Les dirigeants dits progressistes ont pris l'habitude durant ses dernières années de s'entretuer et de se lancer par-ci et par-là des critiques et des accusations. C'est devenu presque une habitude ! La gauche, de son côté, se déchire de plus en plus… A titre d'exemple, le président de Afek Tounes, Yassine Brahim, a estimé, samedi 21 septembre, que la claque infligée à Tahya Tounes lors de l'élection présidentielle sera suivie d'une autre encore plus forte lors des élections législatives vu la performance défaillante de ceux au pouvoir. Il fait ici allusion à la prestation du chef du gouvernement, Youssef Chahed, candidat de Tahya Tounes à cette échéance électorale. Selon les résultats préliminaires de l'Instance supérieure indépendante des élections (Isie), Youssef Chahed est arrivé 5e et n'a récolté que 249049 voix soit 7,38% des votes. Abdelaziz Belkhodja, dirigeant du parti « Au cœur de la Tunisie », s'est quant à lui attaqué, ce dimanche 22 septembre, au chef du gouvernement en estimant que ce dernier a fabriqué un dossier judiciaire contre Nabil Karoui comme il l'avait fait avec Fadhel Abdelkafi, Lotfi Brahem, Moncef Kartas et Saber Laâjili. « Au final, il n'y a aucune preuve affirmant que Nabil Karoui est réellement accusé de blanchiment d'argent ou d'évasion fiscale », a-t-il aussi lancé. Il ne faut pas oublier les candidats à la présidentielle ayant été autrefois des dirigeants phares de Nidaa Tounes, un parti qui est devenu aujourd'hui une coquille presque vide. Nous citons ici Néji Jalloul, Mohsen Marzouk, Saïd Aïdi et Salma Elloumi-Rekik, arrivés en bas du classement selon les résultats préliminaires de l'Isie. Eux aussi ne se sont pas encore exprimés qui des deux candidats soutiendront-ils au second tour de la présidentielle.
Une question se pose ici : Ces dirigeants politiques estiment-ils que Nabil Karoui n'est pas le meilleur choix pouvant réussir à unir et à rassembler la famille démocrate-progressiste ? A priori non puisqu'aucun des partis n'a encore donné sa réponse sur la question. Et il faut dire que l'éparpillement de la famille démocrate-progressiste a été en faveur du parti islamiste Ennahdha qui compte bien être une nouvelle fois la première force parlementaire après avoir remporté les élections législatives, prévues dans les prochaines semaines.
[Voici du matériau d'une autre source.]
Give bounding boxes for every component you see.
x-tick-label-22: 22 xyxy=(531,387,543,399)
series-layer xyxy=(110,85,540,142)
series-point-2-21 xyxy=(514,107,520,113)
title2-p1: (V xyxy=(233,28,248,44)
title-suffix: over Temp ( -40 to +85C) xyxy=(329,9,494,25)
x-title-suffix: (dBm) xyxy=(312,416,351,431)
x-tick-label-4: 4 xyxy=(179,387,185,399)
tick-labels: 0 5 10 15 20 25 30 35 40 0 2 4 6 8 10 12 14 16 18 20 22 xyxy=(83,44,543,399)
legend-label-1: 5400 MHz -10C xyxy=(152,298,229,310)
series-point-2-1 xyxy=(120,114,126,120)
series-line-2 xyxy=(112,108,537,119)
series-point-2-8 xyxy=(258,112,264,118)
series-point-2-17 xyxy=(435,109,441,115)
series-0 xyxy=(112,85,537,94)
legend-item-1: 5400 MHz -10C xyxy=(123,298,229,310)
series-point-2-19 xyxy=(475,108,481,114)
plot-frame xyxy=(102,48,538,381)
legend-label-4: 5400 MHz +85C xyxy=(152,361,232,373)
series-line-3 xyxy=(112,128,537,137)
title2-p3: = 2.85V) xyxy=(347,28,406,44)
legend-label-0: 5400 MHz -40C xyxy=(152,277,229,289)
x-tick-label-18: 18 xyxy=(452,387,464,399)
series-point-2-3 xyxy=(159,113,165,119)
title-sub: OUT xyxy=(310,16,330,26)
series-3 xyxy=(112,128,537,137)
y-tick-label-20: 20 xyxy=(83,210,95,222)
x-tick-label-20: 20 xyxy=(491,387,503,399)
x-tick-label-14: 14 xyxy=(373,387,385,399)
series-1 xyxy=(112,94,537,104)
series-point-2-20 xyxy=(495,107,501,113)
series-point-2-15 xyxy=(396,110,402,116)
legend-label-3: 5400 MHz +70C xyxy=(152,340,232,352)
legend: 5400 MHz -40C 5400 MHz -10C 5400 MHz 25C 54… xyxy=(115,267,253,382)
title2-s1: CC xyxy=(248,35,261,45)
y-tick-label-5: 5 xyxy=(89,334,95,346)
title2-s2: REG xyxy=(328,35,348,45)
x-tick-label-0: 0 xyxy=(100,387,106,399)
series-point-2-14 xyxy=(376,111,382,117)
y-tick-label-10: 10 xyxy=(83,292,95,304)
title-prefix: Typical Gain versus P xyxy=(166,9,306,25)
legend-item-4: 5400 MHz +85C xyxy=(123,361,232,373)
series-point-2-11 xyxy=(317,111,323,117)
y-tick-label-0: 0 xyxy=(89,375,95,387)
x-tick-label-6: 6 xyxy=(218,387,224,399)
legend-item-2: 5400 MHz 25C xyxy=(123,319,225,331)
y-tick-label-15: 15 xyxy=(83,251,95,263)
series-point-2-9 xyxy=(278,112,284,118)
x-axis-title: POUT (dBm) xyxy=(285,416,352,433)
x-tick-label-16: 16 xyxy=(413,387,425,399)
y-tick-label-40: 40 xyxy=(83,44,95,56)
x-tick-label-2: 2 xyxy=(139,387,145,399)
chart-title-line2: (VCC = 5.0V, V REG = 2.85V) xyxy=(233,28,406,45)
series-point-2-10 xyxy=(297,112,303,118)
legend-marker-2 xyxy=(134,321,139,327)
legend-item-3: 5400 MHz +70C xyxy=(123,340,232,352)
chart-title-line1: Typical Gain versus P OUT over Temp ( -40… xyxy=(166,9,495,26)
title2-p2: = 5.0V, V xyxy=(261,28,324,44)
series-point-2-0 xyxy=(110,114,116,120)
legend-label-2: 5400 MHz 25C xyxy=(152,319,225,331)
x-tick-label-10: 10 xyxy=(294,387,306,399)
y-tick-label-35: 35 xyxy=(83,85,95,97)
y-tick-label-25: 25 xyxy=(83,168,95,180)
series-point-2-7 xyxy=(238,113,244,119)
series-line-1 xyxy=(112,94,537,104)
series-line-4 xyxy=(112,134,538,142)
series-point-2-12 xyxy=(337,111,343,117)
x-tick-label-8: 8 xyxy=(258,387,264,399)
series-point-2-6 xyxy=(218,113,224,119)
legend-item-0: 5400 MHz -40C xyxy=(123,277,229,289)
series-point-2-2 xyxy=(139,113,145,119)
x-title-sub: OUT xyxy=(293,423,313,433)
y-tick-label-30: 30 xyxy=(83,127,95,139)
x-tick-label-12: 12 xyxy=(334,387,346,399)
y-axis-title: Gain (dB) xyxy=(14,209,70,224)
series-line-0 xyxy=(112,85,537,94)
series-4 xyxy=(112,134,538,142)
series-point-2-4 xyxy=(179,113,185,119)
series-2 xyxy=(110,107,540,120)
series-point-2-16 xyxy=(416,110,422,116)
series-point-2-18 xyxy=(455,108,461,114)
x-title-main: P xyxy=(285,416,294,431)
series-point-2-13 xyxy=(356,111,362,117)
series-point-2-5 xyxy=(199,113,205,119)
Et ce danger peut s'agrandir si certains candidats à cette échéance connus pour leur extrémisme (Imed Dghij et Seif Eddine Makhlouf) remportent eux aussi un siège au parlement. Et les partis progressistes risquent de ne pas être assez nombreux pour contrer ce danger. D'ailleurs, le chef du gouvernement avait appelé le ministre de la Défense, Abdelkarim Zbidi, à unir cette famille et à instaurer un équilibre au sein du parlement. Or, cet appel n'a pas eu bonne presse. En effet, l'ancien ministre de l'Emploi et la Formation professionnelle qui a également été le directeur de campagne de Abdelkarim Zbidi, Faouzi Abderrahamne, a indiqué, hier, sur son compte Facebook que ceux au pouvoir « sont inconscients, qu'ils font partie du problème, sont incapables de se rendre compte de leurs défauts et qu'ils ne pourront pas présenter une solution ».
Il est clair que certains dirigeants et partis politiques n'ont toujours pas réussi à enterrer la hache de guerre en vue de s'unir et d'essayer ensemble de sortir la Tunisie de la crise socio-politique et économique. Le dilemme pour choisir l'un des deux candidats à soutenir lors du second tour de la présidentielle n'est en réalité qu'un test pour cette famille. La famille progressiste n'est toujours pas prête à s'unir.